For those patients that survive, discharge from ICU is appropriate when their condition has improved so that they no longer warrant intensive care support. Careful discussion with the relatives and admitting teams should be undertaken with clear documentation of decisions made in relation to re-escalation of treatment, readmission to intensive care, whether or not to attempt resuscitation and other ongoing management.

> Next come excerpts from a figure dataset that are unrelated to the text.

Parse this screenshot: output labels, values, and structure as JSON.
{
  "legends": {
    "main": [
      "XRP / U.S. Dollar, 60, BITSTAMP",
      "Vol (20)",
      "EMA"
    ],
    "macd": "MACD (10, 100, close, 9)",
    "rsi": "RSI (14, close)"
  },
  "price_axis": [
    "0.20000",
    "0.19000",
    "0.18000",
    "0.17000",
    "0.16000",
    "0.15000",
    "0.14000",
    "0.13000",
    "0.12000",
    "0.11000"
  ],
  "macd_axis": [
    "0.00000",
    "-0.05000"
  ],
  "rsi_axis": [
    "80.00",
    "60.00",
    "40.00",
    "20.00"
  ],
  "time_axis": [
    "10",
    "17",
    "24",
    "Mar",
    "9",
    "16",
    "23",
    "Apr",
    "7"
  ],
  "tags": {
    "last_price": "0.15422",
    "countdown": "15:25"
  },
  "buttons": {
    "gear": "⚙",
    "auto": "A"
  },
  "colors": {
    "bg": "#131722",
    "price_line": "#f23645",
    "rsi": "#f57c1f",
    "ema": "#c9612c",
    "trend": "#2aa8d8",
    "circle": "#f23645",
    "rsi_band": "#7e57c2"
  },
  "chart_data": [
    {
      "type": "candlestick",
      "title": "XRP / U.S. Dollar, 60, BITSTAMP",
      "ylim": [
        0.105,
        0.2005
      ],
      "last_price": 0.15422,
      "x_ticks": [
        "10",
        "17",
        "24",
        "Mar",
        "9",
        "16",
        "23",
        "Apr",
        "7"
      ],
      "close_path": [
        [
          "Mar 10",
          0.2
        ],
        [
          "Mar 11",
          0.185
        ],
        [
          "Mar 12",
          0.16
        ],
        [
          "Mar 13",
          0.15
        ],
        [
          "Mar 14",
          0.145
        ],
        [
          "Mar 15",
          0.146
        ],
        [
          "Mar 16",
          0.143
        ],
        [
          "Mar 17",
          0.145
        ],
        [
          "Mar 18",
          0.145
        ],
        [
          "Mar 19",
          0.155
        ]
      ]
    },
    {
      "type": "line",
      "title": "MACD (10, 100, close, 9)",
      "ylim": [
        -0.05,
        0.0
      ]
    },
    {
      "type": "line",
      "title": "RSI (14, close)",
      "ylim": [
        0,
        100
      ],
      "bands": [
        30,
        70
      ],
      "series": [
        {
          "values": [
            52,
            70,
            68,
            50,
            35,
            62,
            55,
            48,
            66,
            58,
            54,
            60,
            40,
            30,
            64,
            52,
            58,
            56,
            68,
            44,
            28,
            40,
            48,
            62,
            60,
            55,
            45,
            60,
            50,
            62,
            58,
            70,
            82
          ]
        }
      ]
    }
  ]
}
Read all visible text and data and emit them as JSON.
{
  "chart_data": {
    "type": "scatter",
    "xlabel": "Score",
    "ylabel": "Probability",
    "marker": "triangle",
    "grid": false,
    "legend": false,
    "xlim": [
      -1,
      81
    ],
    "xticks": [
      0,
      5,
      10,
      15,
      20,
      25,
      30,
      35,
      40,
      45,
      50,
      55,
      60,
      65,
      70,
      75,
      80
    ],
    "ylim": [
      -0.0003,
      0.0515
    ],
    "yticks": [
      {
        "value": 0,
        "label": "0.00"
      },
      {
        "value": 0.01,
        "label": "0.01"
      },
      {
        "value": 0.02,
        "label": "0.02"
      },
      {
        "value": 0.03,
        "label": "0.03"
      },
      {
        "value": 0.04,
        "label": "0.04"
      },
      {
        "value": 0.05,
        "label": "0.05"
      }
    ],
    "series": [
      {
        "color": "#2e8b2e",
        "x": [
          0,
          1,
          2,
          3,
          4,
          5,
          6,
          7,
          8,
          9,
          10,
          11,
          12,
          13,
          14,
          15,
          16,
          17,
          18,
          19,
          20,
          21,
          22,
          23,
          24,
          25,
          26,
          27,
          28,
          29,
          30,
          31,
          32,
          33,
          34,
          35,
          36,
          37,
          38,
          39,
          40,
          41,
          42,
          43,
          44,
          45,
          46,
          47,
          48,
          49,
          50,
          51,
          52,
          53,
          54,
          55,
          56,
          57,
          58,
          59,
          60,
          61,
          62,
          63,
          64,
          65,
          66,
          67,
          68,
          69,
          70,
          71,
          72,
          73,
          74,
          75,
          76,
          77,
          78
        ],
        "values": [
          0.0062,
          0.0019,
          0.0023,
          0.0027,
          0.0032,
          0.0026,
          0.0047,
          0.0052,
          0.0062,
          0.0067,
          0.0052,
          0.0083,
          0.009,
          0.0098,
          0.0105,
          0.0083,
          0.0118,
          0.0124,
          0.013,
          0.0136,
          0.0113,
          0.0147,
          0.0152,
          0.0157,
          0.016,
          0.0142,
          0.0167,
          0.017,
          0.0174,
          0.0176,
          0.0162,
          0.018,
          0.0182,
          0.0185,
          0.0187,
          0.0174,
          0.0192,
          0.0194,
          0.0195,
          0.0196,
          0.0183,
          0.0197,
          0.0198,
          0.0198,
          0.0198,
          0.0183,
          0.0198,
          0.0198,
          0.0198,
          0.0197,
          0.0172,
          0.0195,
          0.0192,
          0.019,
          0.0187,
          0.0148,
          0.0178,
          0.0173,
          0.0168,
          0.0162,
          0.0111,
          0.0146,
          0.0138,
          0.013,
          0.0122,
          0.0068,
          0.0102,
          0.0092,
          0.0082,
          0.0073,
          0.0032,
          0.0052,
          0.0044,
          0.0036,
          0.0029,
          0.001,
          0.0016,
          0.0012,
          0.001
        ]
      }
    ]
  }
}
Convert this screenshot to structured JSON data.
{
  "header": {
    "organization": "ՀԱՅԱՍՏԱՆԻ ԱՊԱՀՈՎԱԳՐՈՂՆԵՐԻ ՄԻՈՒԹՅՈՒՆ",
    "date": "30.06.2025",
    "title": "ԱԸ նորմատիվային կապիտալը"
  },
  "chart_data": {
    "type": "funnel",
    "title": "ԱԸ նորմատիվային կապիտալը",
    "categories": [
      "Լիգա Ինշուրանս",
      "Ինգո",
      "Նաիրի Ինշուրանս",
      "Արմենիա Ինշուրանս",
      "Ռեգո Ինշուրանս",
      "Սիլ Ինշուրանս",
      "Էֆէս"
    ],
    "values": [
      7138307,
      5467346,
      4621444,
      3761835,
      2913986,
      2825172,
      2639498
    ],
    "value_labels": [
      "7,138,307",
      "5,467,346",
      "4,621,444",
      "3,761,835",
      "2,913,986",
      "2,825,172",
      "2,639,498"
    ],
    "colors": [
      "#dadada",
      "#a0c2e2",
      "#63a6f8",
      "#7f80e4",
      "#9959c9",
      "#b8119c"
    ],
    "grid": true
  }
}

Those patients whose levels of care are to be reduced need to be sufficiently fit for discharge so that their underlying disease process is stable and/or improving. Consideration needs to be made regarding where such patients are to be discharged to. Frequently, discharge is to a high dependency unit or if the patient is fit enough, back to a general ward, with outreach review. If the patient has been transferred from another hospital, ideally they should be returned to the referring hospital as soon as possible. Discharges should be made during daytime hours, as discharges made outside these times are more likely to experience deterioration and readmission.

Follow-Up Clinics

Follow-up clinics are an important aspect of continued treatment of a patient’s physical and emotional wellbeing, as well as a means of service evaluation and an opportunity for patients to reflect and give feedback on their experience. Following periods of critical illness, patients typically experience impaired physical and mental functioning as a result of the underlying disease processes or complications occurring on the ICU. Commonly seen problems include:

In the UK, recommendations have been made to advocate the use of follow-up clinics but its provision as yet remains inconsistent, and cost effectiveness may place restraints on its continued development.

FUTURE DEVELOPMENTS

Few major therapeutic developments have been made with regard to ICU care over the last few years. Published trials which initially showed promise have later been repeated and have not translated well to broad use in the critical care setting. This may partly be due to the heterogeneous nature of the disease and the population but also flaws in study design.

Future focus may well be directed toward better identification of patient populations through genetics and biomarkers, which will aid research into novel therapeutic strategies. Whilst there is already recognition that restoration of haemodynamic variables to normal values is not necessary, better use of functional technology and monitoring tools will help guide resuscitation. There probably will be greater emphasis on bundles of care and perfection of weaning and sedation regimes in addition to computer-led advances.

Demand for critical care resources is likely to continue to grow in the face of an ageing population and ongoing improvement in medical management of cardiorespiratory, cancer and other degenerative diseases. It is likely that some sort of rationing may be used when outcomes in terms of quality life years is likely to be poor. A public and legally accepted recognition of the limitations of what can and should be offered is needed.

Intensive care medicine is an exciting and developing specialty and focused training should continue to aim to attract young clinicians from a variety of primary specialties.